Avec Philippe Vrain démographe et socio-économiste, chargé de recherche au CNRS, retraité.
Le judaïsme, le christianisme et l’Islam partagent la croyance en un Dieu unique et éternel. Ce monothéisme est pourtant issu d’un processus historique qui s’est déroulé au sein du Proche-Orient polythéiste, durant le premier millénaire avant notre ère.

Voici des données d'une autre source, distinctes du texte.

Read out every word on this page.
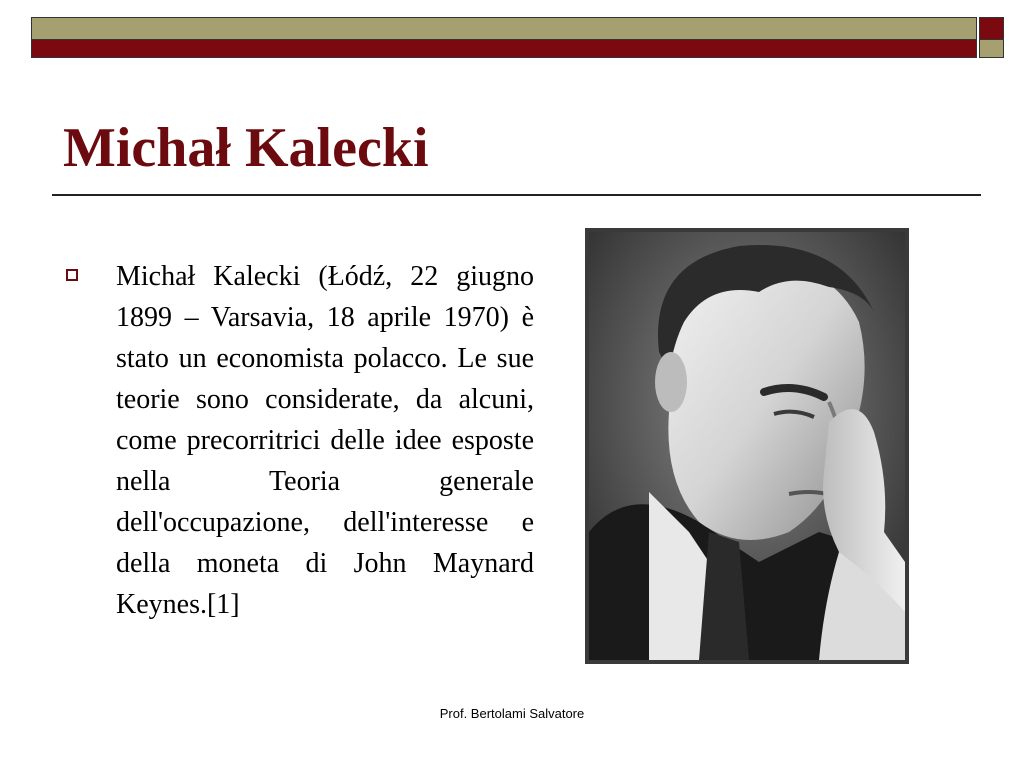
Michał Kalecki

Michał Kalecki (Łódź, 22 giugno 1899 – Varsavia, 18 aprile 1970) è stato un economista polacco. Le sue teorie sono considerate, da alcuni, come precorritrici delle idee esposte nella Teoria generale dell'occupazione, dell'interesse e della moneta di John Maynard Keynes.[1]

Prof. Bertolami Salvatore
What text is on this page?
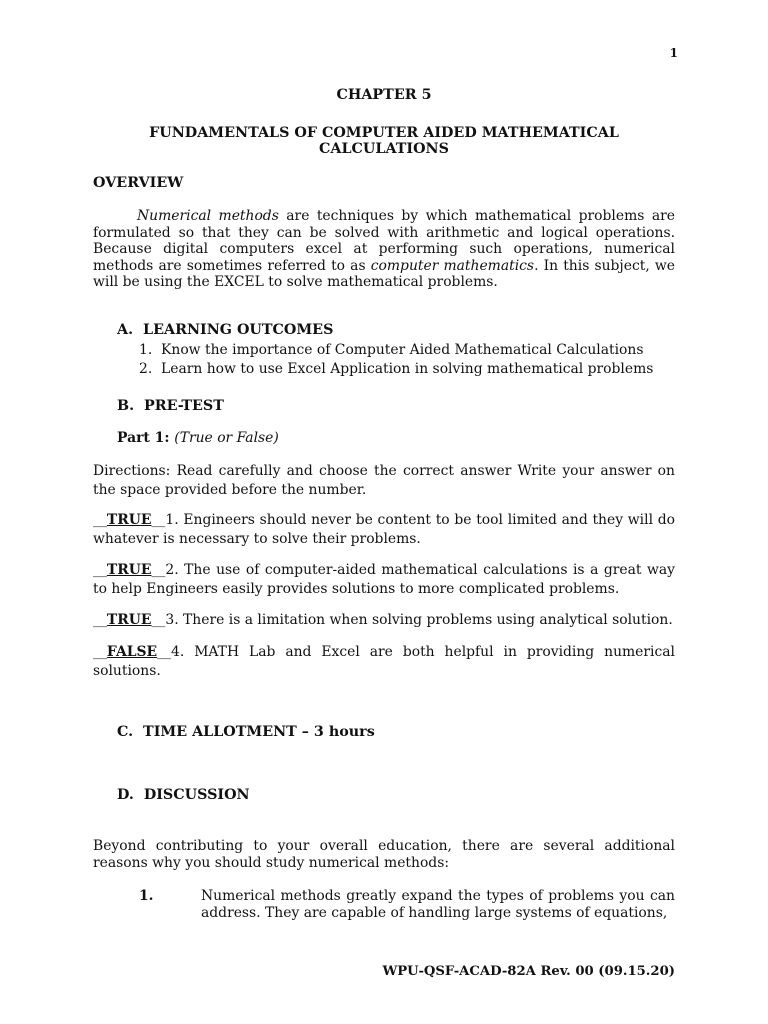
1
CHAPTER 5
FUNDAMENTALS OF COMPUTER AIDED MATHEMATICAL
CALCULATIONS
OVERVIEW
Numerical methods are techniques by which mathematical problems are formulated so that they can be solved with arithmetic and logical operations. Because digital computers excel at performing such operations, numerical methods are sometimes referred to as computer mathematics. In this subject, we will be using the EXCEL to solve mathematical problems.
A.  LEARNING OUTCOMES
1. Know the importance of Computer Aided Mathematical Calculations
2. Learn how to use Excel Application in solving mathematical problems
B.  PRE-TEST
Part 1: (True or False)
Directions: Read carefully and choose the correct answer Write your answer on the space provided before the number.
__TRUE__1. Engineers should never be content to be tool limited and they will do whatever is necessary to solve their problems.
__TRUE__2. The use of computer-aided mathematical calculations is a great way to help Engineers easily provides solutions to more complicated problems.
__TRUE__3. There is a limitation when solving problems using analytical solution.
__FALSE__4. MATH Lab and Excel are both helpful in providing numerical solutions.
C.  TIME ALLOTMENT – 3 hours
D.  DISCUSSION
Beyond contributing to your overall education, there are several additional reasons why you should study numerical methods:
1.	Numerical methods greatly expand the types of problems you can address. They are capable of handling large systems of equations,
WPU-QSF-ACAD-82A Rev. 00 (09.15.20)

Après l’effondrement des civilisations de la Méditerranée orientale aux alentours de 1 200 av. JC. et les bouleversements consécutifs, un monde différent émerge au Proche-Orient, dominé au 1er millénaire avant notre ère par l’Empire assyrien (900-609 avant notre ère). Dans ce monde règne un polythéisme foisonnant au sein duquel les hiérarchies se transforment parallèlement aux hiérarchies politiques. Ainsi, alors qu’en Mésopotamie, le clergé babylonien du dieu Marduk avait imposé, dès le milieu du 2ème millénaire son patron comme souverain des dieux, au 10ème siècle avant notre ère, la puissance nationale assyrienne s’affiche, entre autres, en érigeant son dieu Assour comme chef suprême du panthéon religieux.
En Palestine, par contre, le monde religieux du premier millénaire évolue de façon singulière. Yahvé, un dieu sémitique, originaire de la péninsule du Sinaï, célébré par des groupes semi-nomades, est introduit comme divinité tutélaire d’une nouvelle fédération tribale revendiquant des ancêtres mythiques (Abraham, Isaac et Jacob). Ce royaume tribal sera à l’origine des deux royaumes d’Israël et Juda. Leur histoire est relatée par les rédacteurs bibliques de Juda dans une perspective bien éloignée de la réalité historique. La vénération de Yahvé qui leur est commune se traduit par des cultes différents.
Dans le royaume du nord (Israël), prédomine initialement un culte iconique, considéré comme idolâtrique par les rédacteurs judéens de la Bible. Yahvé a été vénéré sous la représentation anthropomorphique d’un dieu de l’orage, mais aussi d’un taureau à la manière de Baal en Phénicie. Il n’accède au statut de dieu suprême qu’à partir de la royauté de Jéhu (841-814).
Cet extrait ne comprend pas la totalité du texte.